Growth in vacation rental popularity also has caused some shift in demand, said Keith Vieira, principal of KV & Associates Hospitality Consulting, During the first quarter, there was a one-tenth of a percentage point drop in the visitors who said that they planned to stay in a hotel during their Hawaii trip. While hotel stays had the largest footprint of accommodation choices available to visitors, stays in a vacation rental house were up more than 11%.
“Hawaii has to accept that vacation rentals are how some people travel, and they aren’t going to go away,” Vieira said. “But we have to better manage them and regulate them.”
Vieira said he was glad to see a room rate gain in April but cautioned that “it’s not a turning point” in what has been a softer market. For the first four months of the year, statewide occupancy fell nearly 3 percentage points to 80.2%, average room rates were about flat at $286 and revenue per room dropped about 3% to $230. Revenue fell 4% to nearly $1.5 billion.
Mufi Hannemann, president and CEO of the Hawai‘i Lodging & Tourism Association, said, “Maui is the only county that seems to be doing OK. The numbers everywhere else, including Oahu, are continuing to struggle.”

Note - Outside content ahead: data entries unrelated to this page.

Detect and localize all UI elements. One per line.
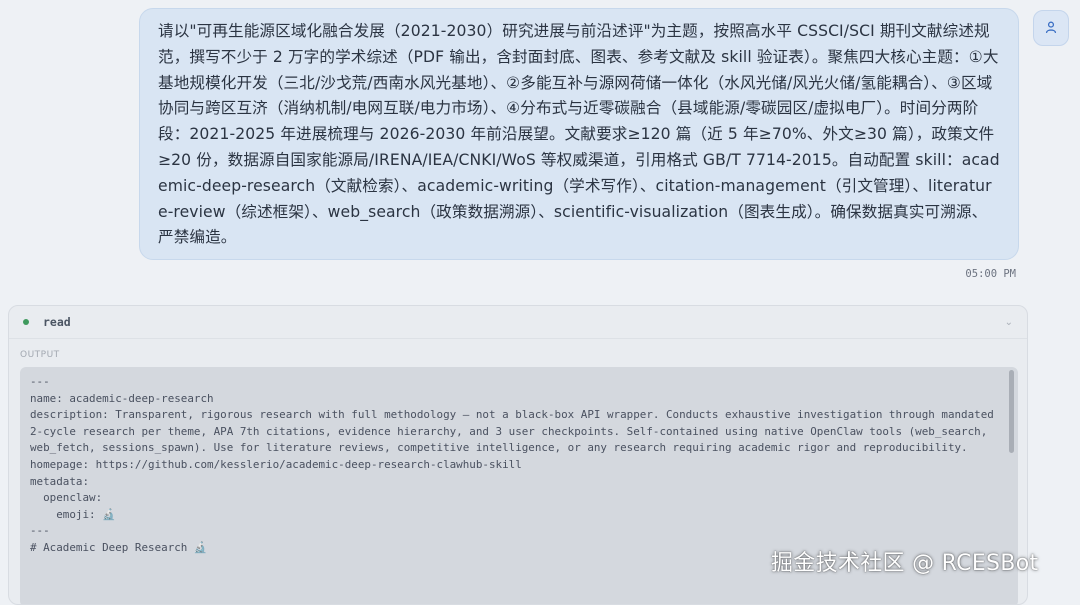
tool-call-header[interactable]: read ⌄ <box>9 306 1027 339</box>
message-timestamp: 05:00 PM <box>965 268 1016 280</box>
output-line: --- <box>30 375 50 388</box>
user-message-bubble: 请以"可再生能源区域化融合发展（2021-2030）研究进展与前沿述评"为主题，… <box>139 8 1019 260</box>
tool-name: read <box>43 315 71 329</box>
user-message-text: 请以"可再生能源区域化融合发展（2021-2030）研究进展与前沿述评"为主题，… <box>158 22 1000 247</box>
output-line: name: academic-deep-research <box>30 391 214 405</box>
user-icon <box>1044 19 1058 38</box>
output-line: --- <box>30 524 50 538</box>
status-dot-icon <box>23 319 29 325</box>
output-scrollbar[interactable] <box>1009 370 1014 453</box>
chevron-down-icon[interactable]: ⌄ <box>1005 317 1013 328</box>
watermark: 掘金技术社区 @ RCESBot <box>771 551 1039 576</box>
output-line: emoji: 🔬 <box>30 507 116 521</box>
output-line: homepage: https://github.com/kesslerio/a… <box>30 457 522 471</box>
output-label: OUTPUT <box>20 350 60 360</box>
output-line: metadata: <box>30 474 90 488</box>
output-line: description: Transparent, rigorous resea… <box>30 408 1001 455</box>
output-line: openclaw: <box>30 491 103 505</box>
user-avatar[interactable] <box>1033 10 1069 46</box>
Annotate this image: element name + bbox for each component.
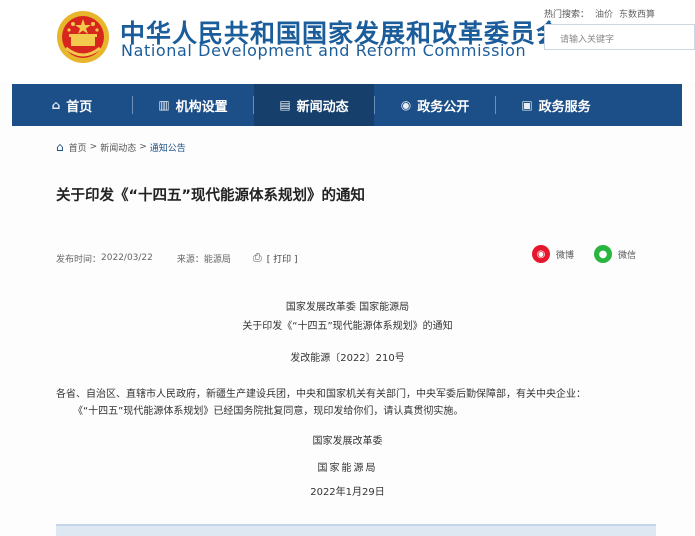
breadcrumb: ⌂ 首页 > 新闻动态 > 通知公告 <box>56 140 186 154</box>
publish-date: 2022/03/22 <box>101 253 153 263</box>
article-body: 《“十四五”现代能源体系规划》已经国务院批复同意，现印发给你们，请认真贯彻实施。 <box>73 406 464 417</box>
article-subject: 关于印发《“十四五”现代能源体系规划》的通知 <box>242 321 453 332</box>
share-wechat-button[interactable]: ● 微信 <box>594 245 636 263</box>
nav-item-label: 政务公开 <box>417 99 470 115</box>
nav-item-public-affairs[interactable]: ◉ 政务公开 <box>375 84 495 126</box>
nav-item-services[interactable]: ▣ 政务服务 <box>496 84 616 126</box>
site-title-en: National Development and Reform Commissi… <box>121 41 527 60</box>
printer-icon: ⎙ <box>252 251 262 264</box>
search-input[interactable]: 请输入关键字 <box>544 24 695 50</box>
article-meta: 发布时间： 2022/03/22 来源： 能源局 ⎙ [ 打印 ] <box>56 251 297 265</box>
nav-item-label: 政务服务 <box>538 99 591 115</box>
hot-term-link[interactable]: 东数西算 <box>619 10 655 20</box>
home-icon: ⌂ <box>51 98 61 112</box>
signature-nea: 国家能源局 <box>317 463 378 474</box>
article-recipients: 各省、自治区、直辖市人民政府，新疆生产建设兵团，中央和国家机关有关部门，中央军委… <box>56 389 586 400</box>
document-number: 发改能源〔2022〕210号 <box>290 353 405 364</box>
share-wechat-label: 微信 <box>618 250 637 261</box>
breadcrumb-link-notices[interactable]: 通知公告 <box>150 141 186 154</box>
nav-item-label: 首页 <box>66 99 93 115</box>
source-label: 来源： <box>176 254 204 265</box>
signature-date: 2022年1月29日 <box>310 487 385 498</box>
site-header: 中华人民共和国国家发展和改革委员会 National Development a… <box>0 0 695 82</box>
source-value: 能源局 <box>203 254 231 265</box>
print-button[interactable]: ⎙ [ 打印 ] <box>253 251 298 265</box>
article-title: 关于印发《“十四五”现代能源体系规划》的通知 <box>56 188 366 204</box>
national-emblem-icon[interactable] <box>56 10 110 64</box>
wechat-icon: ● <box>594 245 612 263</box>
page: 中华人民共和国国家发展和改革委员会 National Development a… <box>0 0 695 536</box>
nav-item-organization[interactable]: ▥ 机构设置 <box>133 84 253 126</box>
share-weibo-label: 微博 <box>556 250 575 261</box>
breadcrumb-link-home[interactable]: 首页 <box>69 141 87 154</box>
hot-term-link[interactable]: 油价 <box>595 10 613 20</box>
nav-item-label: 机构设置 <box>175 99 228 115</box>
nav-item-label: 新闻动态 <box>296 99 349 115</box>
article-issuers: 国家发展改革委 国家能源局 <box>285 302 410 313</box>
document-icon: ▣ <box>521 98 533 112</box>
home-icon[interactable]: ⌂ <box>56 140 64 154</box>
hot-search-label: 热门搜索： <box>544 10 590 20</box>
broadcast-icon: ◉ <box>400 98 412 112</box>
print-label: [ 打印 ] <box>266 254 298 265</box>
main-nav: ⌂ 首页 ▥ 机构设置 ▤ 新闻动态 ◉ 政务公开 ▣ 政务服务 <box>12 84 682 126</box>
breadcrumb-link-news[interactable]: 新闻动态 <box>100 141 136 154</box>
signature-ndrc: 国家发展改革委 <box>312 436 383 447</box>
publish-label: 发布时间： <box>56 254 102 265</box>
nav-item-news[interactable]: ▤ 新闻动态 <box>254 84 374 126</box>
breadcrumb-separator: > <box>139 142 147 152</box>
hot-search: 热门搜索： 油价 东数西算 <box>544 7 661 20</box>
newspaper-icon: ▤ <box>279 98 291 112</box>
share-weibo-button[interactable]: ◉ 微博 <box>532 245 574 263</box>
nav-item-home[interactable]: ⌂ 首页 <box>12 84 132 126</box>
attachment-bar <box>56 524 656 536</box>
weibo-icon: ◉ <box>532 245 550 263</box>
breadcrumb-separator: > <box>89 142 98 152</box>
building-icon: ▥ <box>158 98 170 112</box>
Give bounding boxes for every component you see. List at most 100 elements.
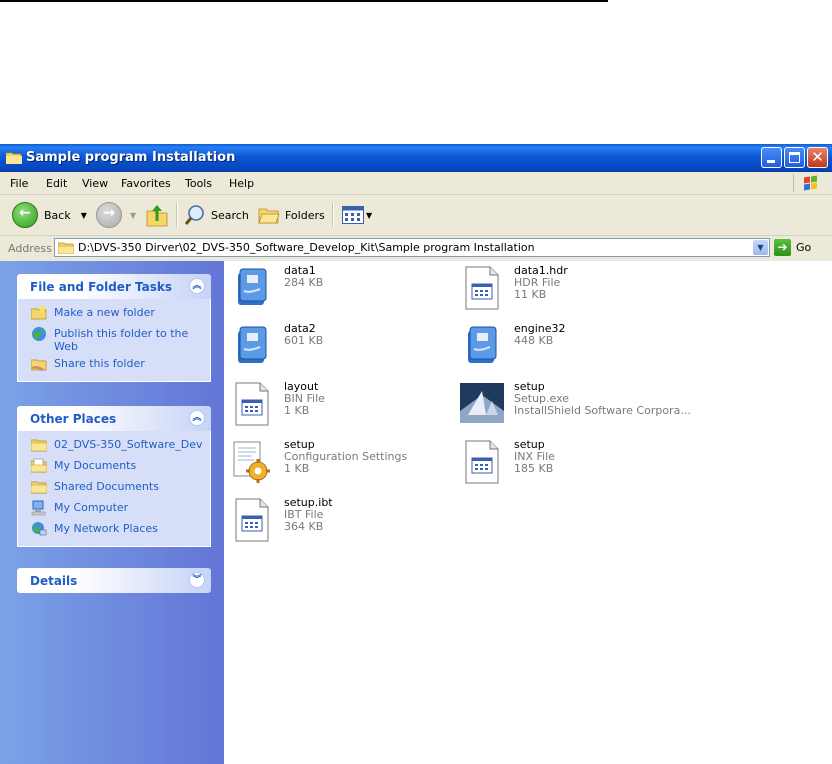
file-size: 1 KB [284,462,310,475]
my-documents-icon [31,458,47,473]
expand-chevron-icon[interactable]: ︾ [189,572,205,588]
new-folder-icon [31,305,47,320]
place-shared-documents[interactable]: Shared Documents [18,479,210,500]
panel-body: 02_DVS-350_Software_Dev My Documents Sha… [17,431,211,547]
folder-icon [31,481,47,494]
windows-logo-icon [793,174,828,192]
go-button[interactable]: ➔ Go [774,239,811,256]
place-software-dev-kit[interactable]: 02_DVS-350_Software_Dev [18,437,210,458]
collapse-chevron-icon[interactable]: ︽ [189,278,205,294]
place-label: Shared Documents [54,480,159,493]
place-my-documents[interactable]: My Documents [18,458,210,479]
cab-archive-icon [238,326,267,363]
other-places-panel: Other Places ︽ 02_DVS-350_Software_Dev M… [17,406,211,547]
panel-title: File and Folder Tasks [30,280,173,294]
file-item[interactable]: data2 601 KB [224,319,454,371]
up-folder-icon [146,205,168,227]
task-label: Make a new folder [54,306,155,319]
task-publish-folder-web[interactable]: Publish this folder to the Web [18,326,210,356]
file-size: 364 KB [284,520,324,533]
place-my-network-places[interactable]: My Network Places [18,521,210,542]
address-input[interactable]: D:\DVS-350 Dirver\02_DVS-350_Software_De… [54,238,770,257]
views-button[interactable]: ▼ [342,201,372,229]
file-item[interactable]: data1 284 KB [224,261,454,313]
views-icon [342,206,364,224]
cab-archive-icon [468,326,497,363]
generic-file-icon [235,498,269,542]
folders-button[interactable]: Folders [258,201,325,229]
forward-arrow-icon: → [96,202,122,228]
file-item[interactable]: setup INX File 185 KB [454,435,684,487]
chevron-down-icon[interactable]: ▼ [130,211,136,220]
place-label: My Network Places [54,522,158,535]
explorer-window: Sample program Installation ✕ File Edit … [0,144,832,764]
file-item[interactable]: data1.hdr HDR File 11 KB [454,261,684,313]
maximize-button[interactable] [784,147,805,168]
details-panel: Details ︾ [17,568,211,593]
place-label: 02_DVS-350_Software_Dev [54,438,203,451]
title-bar[interactable]: Sample program Installation ✕ [0,144,832,172]
folder-icon [6,152,22,164]
forward-button[interactable]: → ▼ [96,201,136,229]
collapse-chevron-icon[interactable]: ︽ [189,410,205,426]
generic-file-icon [235,382,269,426]
task-share-folder[interactable]: Share this folder [18,356,210,377]
go-label: Go [796,241,812,254]
search-label: Search [211,208,249,222]
menu-file[interactable]: File [10,177,28,190]
file-item[interactable]: setup Setup.exe InstallShield Software C… [454,377,691,429]
panel-title: Details [30,574,78,588]
close-button[interactable]: ✕ [807,147,828,168]
search-icon [184,205,204,225]
toolbar-separator [332,203,334,227]
chevron-down-icon[interactable]: ▼ [753,240,768,255]
folders-icon [258,208,280,224]
menu-edit[interactable]: Edit [46,177,67,190]
file-size: 11 KB [514,288,547,301]
back-button[interactable]: ← Back ▼ [12,201,87,229]
installshield-icon [460,383,504,423]
panel-body: Make a new folder Publish this folder to… [17,299,211,382]
minimize-icon [767,160,775,163]
menu-help[interactable]: Help [229,177,254,190]
back-arrow-icon: ← [12,202,38,228]
panel-header[interactable]: File and Folder Tasks ︽ [17,274,211,299]
file-size: 1 KB [284,404,310,417]
window-title: Sample program Installation [26,150,236,165]
place-my-computer[interactable]: My Computer [18,500,210,521]
generic-file-icon [465,266,499,310]
cab-archive-icon [238,268,267,305]
panel-header[interactable]: Other Places ︽ [17,406,211,431]
share-folder-icon [31,359,47,371]
minimize-button[interactable] [761,147,782,168]
my-computer-icon [31,500,46,516]
folders-label: Folders [285,208,325,222]
panel-header[interactable]: Details ︾ [17,568,211,593]
address-bar: Address D:\DVS-350 Dirver\02_DVS-350_Sof… [0,236,832,260]
network-icon [32,522,47,536]
menu-tools[interactable]: Tools [185,177,212,190]
file-item[interactable]: setup Configuration Settings 1 KB [224,435,454,487]
search-button[interactable]: Search [184,201,249,229]
file-size: 601 KB [284,334,324,347]
file-item[interactable]: setup.ibt IBT File 364 KB [224,493,454,545]
file-item[interactable]: layout BIN File 1 KB [224,377,454,429]
task-label: Share this folder [54,357,145,370]
up-folder-button[interactable] [146,201,168,229]
file-list: data1 284 KB data1.hdr HDR File 11 KB da… [224,261,832,764]
folder-icon [31,439,47,452]
file-item[interactable]: engine32 448 KB [454,319,684,371]
place-label: My Computer [54,501,129,514]
address-label: Address [8,242,52,255]
chevron-down-icon: ▼ [366,210,373,220]
generic-file-icon [465,440,499,484]
chevron-down-icon[interactable]: ▼ [81,211,87,220]
close-icon: ✕ [811,148,824,166]
back-label: Back [44,208,71,222]
menu-view[interactable]: View [82,177,108,190]
task-make-new-folder[interactable]: Make a new folder [18,305,210,326]
menu-favorites[interactable]: Favorites [121,177,171,190]
config-settings-icon [233,441,270,483]
globe-icon [32,327,46,341]
task-pane: File and Folder Tasks ︽ Make a new folde… [0,261,224,764]
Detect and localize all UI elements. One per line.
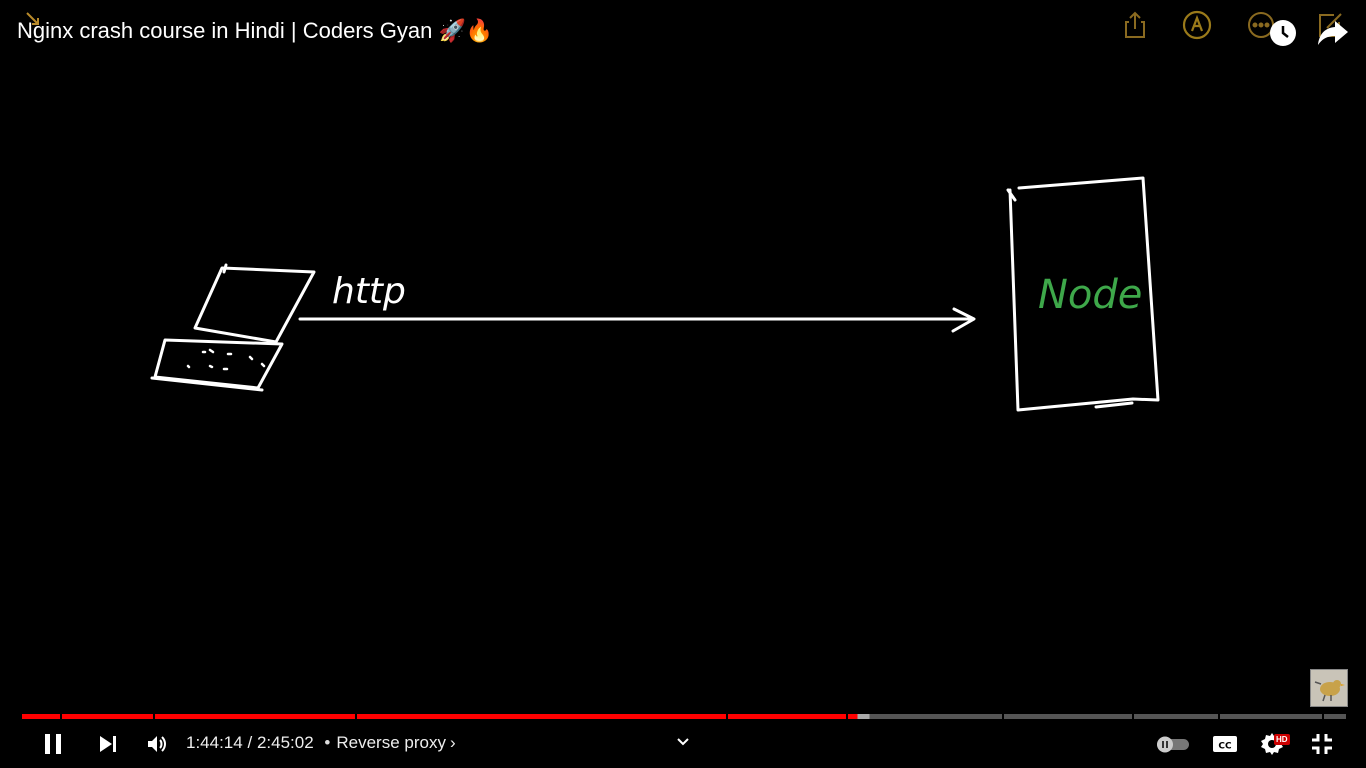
captions-button[interactable]: CC: [1210, 730, 1240, 758]
chapter-title[interactable]: Reverse proxy: [336, 733, 446, 752]
http-label: http: [332, 271, 406, 312]
chapter-segment[interactable]: [848, 714, 1002, 719]
annotation-icon[interactable]: [1180, 8, 1214, 42]
watch-later-icon[interactable]: [1268, 18, 1298, 48]
laptop-drawing: [193, 263, 316, 344]
hd-badge: HD: [1274, 734, 1290, 745]
volume-icon: [148, 736, 166, 752]
arrow-line: [298, 307, 976, 333]
current-time: 1:44:14: [186, 733, 243, 752]
chapter-chevron-icon[interactable]: ›: [450, 733, 456, 752]
chapter-segment[interactable]: [728, 714, 846, 719]
video-frame[interactable]: http Node: [0, 0, 1366, 768]
channel-watermark[interactable]: [1310, 669, 1348, 707]
chapter-segment[interactable]: [1004, 714, 1132, 719]
time-separator: /: [247, 733, 253, 752]
chevron-down-icon[interactable]: [672, 728, 694, 756]
node-label: Node: [1038, 272, 1142, 318]
time-display: 1:44:14 / 2:45:02 • Reverse proxy ›: [186, 733, 456, 753]
svg-text:CC: CC: [1218, 742, 1232, 752]
duration: 2:45:02: [256, 733, 314, 752]
chapter-segment[interactable]: [62, 714, 153, 719]
chapter-segment[interactable]: [22, 714, 60, 719]
chapter-segment[interactable]: [1220, 714, 1322, 719]
autoplay-toggle[interactable]: [1152, 730, 1192, 758]
captions-icon: CC: [1213, 736, 1237, 752]
control-bar: 1:44:14 / 2:45:02 • Reverse proxy › CC: [0, 722, 1366, 768]
share-arrow-icon[interactable]: [1316, 16, 1350, 48]
pause-button[interactable]: [38, 730, 68, 758]
chapter-segment[interactable]: [1324, 714, 1346, 719]
exit-fullscreen-button[interactable]: [1308, 730, 1336, 758]
title-bar: Nginx crash course in Hindi | Coders Gya…: [0, 0, 1366, 64]
pause-icon: [45, 734, 61, 754]
chapter-separator: •: [324, 733, 331, 752]
volume-button[interactable]: [143, 730, 171, 758]
chapter-segment[interactable]: [155, 714, 355, 719]
next-button[interactable]: [94, 730, 122, 758]
chapter-segment[interactable]: [357, 714, 726, 719]
exit-fullscreen-icon: [1312, 734, 1332, 754]
progress-bar[interactable]: [22, 714, 1346, 719]
chapter-segment[interactable]: [1134, 714, 1218, 719]
video-player[interactable]: http Node Nginx crash course in Hindi | …: [0, 0, 1366, 768]
next-icon: [100, 736, 116, 752]
video-title[interactable]: Nginx crash course in Hindi | Coders Gya…: [17, 18, 493, 44]
share-icon[interactable]: [1118, 8, 1152, 42]
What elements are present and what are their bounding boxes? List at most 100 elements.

Hannemann said the Honolulu City Council needs to vote “no” June 5 on a measure that would increase taxes for Oahu owners of hotel and resort land to $13.90 for every $1,000 of assessed value, $1 more than the $12.90 per $1,000 they now pay.
“There are enough challenges in the market now,” Hannemann said. “Hotels aren’t doing as well and expenses are going up. Costs have gone up more than 20% for Kyo-ya Hotels and Resorts since they settled a new contract last year, and as bargaining continues, other properties are facing similar labor increases. These are not prosperous times.”